1) $\pmb \sigma$ depends only on the velocity gradient $\nabla \mathbf{u}$. So written as a linear transformation $\pmb \sigma = \pmb \sigma (\nabla \mathbf{u})$

2) $\pmb \sigma$ is an isotropic tensor function (rotationally invariant) so that $$\pmb \sigma (U \ \nabla \mathbf u \ U^T)= U \ \pmb \sigma (\nabla \mathbf u) U^T$$ for any proper orthogonal matrix $U$.

3) $\pmb \sigma$ is symmetric.

After stating these assumptions, they conclude that because of 3), it follows from 1) and 2) that $\pmb \sigma$ can depend only on the symmetric part of $\nabla \mathbf u$. In other words, if you write $$\nabla \mathbf u = D +W$$ where $D=\frac 1 2 (\nabla \mathbf u + \nabla \mathbf u^T) $ (the symmetric part of $\nabla \mathbf u$) and $W = \frac 1 2 (\nabla \mathbf u - \nabla \mathbf u^T) $ (the antisymmetric part of $\nabla \mathbf u$), then $\pmb \sigma (W)= \mathbf 0$, i.e. $\pmb \sigma$ maps antisymmetric second order tensors to the zero second order tensor.

I am not sure how the above argument works and would appreciate some help in seeing it.

Note: I've seen arguments which use the fact that $\pmb \sigma$ must satisfy in component form

$$\sigma_{ij}= -p \delta_{ij} + C_{ijrs} u_{r,s}$$

where $p$ is the pressure, and it ends up that the fourth order tensor $\mathbf C$ must take a special form (because it is isotropic).

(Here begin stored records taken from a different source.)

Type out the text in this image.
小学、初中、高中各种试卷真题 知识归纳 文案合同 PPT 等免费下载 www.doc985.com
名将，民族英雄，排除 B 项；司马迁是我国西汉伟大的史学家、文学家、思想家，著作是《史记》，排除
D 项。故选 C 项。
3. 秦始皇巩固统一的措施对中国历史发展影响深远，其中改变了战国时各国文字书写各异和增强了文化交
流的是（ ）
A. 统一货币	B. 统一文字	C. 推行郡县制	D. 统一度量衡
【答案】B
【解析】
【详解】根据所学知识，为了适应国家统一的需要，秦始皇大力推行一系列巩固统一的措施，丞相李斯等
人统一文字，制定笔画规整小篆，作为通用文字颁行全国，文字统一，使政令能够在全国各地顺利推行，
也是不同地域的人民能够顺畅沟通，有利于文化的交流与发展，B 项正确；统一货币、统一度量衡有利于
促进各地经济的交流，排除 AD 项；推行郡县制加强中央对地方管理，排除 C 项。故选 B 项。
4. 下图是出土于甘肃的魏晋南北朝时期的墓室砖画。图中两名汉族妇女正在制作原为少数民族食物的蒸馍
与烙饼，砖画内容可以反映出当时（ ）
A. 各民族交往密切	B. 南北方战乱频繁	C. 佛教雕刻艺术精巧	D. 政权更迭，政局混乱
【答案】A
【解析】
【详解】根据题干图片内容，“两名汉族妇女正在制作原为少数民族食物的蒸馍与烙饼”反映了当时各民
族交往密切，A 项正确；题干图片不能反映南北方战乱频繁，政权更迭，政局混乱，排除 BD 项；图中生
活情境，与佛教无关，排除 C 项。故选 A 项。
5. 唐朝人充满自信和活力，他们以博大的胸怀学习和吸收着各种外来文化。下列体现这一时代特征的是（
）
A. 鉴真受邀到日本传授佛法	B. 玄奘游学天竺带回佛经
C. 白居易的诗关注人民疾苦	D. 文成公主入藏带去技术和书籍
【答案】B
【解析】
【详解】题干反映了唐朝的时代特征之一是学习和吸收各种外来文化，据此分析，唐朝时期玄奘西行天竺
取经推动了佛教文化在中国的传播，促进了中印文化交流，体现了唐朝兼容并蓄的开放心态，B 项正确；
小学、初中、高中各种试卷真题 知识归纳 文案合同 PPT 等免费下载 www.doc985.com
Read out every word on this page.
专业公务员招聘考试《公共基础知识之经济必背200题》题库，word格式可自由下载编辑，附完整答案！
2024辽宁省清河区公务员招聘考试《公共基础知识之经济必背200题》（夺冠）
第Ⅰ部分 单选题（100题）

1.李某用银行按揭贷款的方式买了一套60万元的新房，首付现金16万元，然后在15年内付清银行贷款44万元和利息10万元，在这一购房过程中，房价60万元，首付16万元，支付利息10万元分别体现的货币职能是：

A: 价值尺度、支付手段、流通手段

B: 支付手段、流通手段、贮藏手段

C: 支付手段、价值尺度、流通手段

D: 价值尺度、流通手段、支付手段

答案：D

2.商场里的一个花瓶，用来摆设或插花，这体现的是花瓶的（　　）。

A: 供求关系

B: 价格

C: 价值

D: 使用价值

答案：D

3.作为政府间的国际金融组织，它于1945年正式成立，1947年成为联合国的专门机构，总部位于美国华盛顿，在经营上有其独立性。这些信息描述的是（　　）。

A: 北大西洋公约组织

From this special form, you can end up deducing that $\pmb \sigma$ maps antisymmetric second order tensors to the zero second order tensor.

I'm interested in seeing an argument that doesn't rely on the component analysis and also doesn't jump immediately to the special representation of isotropic second order tensor functions in terms of its principal invariants.

Answer 1

Since no one has answered this:

Assumption (1) is natural: The velocity gradient contains all relevant information pertaining to deformation in an Eulerian description of the continuum.

Assumption (3) reflects the fact that for "standard" continua, the symmetry of the Cauchy stress tensor is a proxy for the balance of angular momentum.

The fact that $\mathbf{\sigma}$ depends only on $sym(\mathbf{\nabla u})$ has nothing to do with material isotropy; I'm quite surprised to hear you say that a text by Marsden makes that claim.

Every 2nd order tensor like $L=\nabla u$ can be additively decomposed into symmetric and skew-symmetric parts. For $\nabla u$, these are the [symmetric] rate of deformation tensor $D$ and the [skew-symmetric] spin tensor $W$.

All information related to rates of change of size / shape are contained in $\mathbf{D}$. In fact one can show that the rate of change of squared length of a deforming vector element $\mathbf{dx}$ depends entirely on $\mathbf{D}$ $$ \frac{D}{Dt}(ds^2) = 2 \mathbf{dx \cdot {D} \, dx} $$ where $\frac{D}{Dt}$ is the usual material derviative.

If $\mathbf{D}$ is zero, the deformation is instantaneously a rigid-body deformation, and $\mathbf{W}$ is related to the spin rate.

Another way of seeing this is from is from the power balance or 1st law of thermodynamics: The stress power density is $\mathbf{\sigma : L}$; however, the spin tensor does not contribute to the stress power density at all, i.e. $\mathbf{\sigma : W} = 0$, so one can replace $\mathbf{\sigma : L}$ with $\mathbf{\sigma : D}$.

For further details, please see any text on continuum mechanics (rather than a fluids text), specifically the chapters dealing with theories of constitutive modeling and rates of deformation.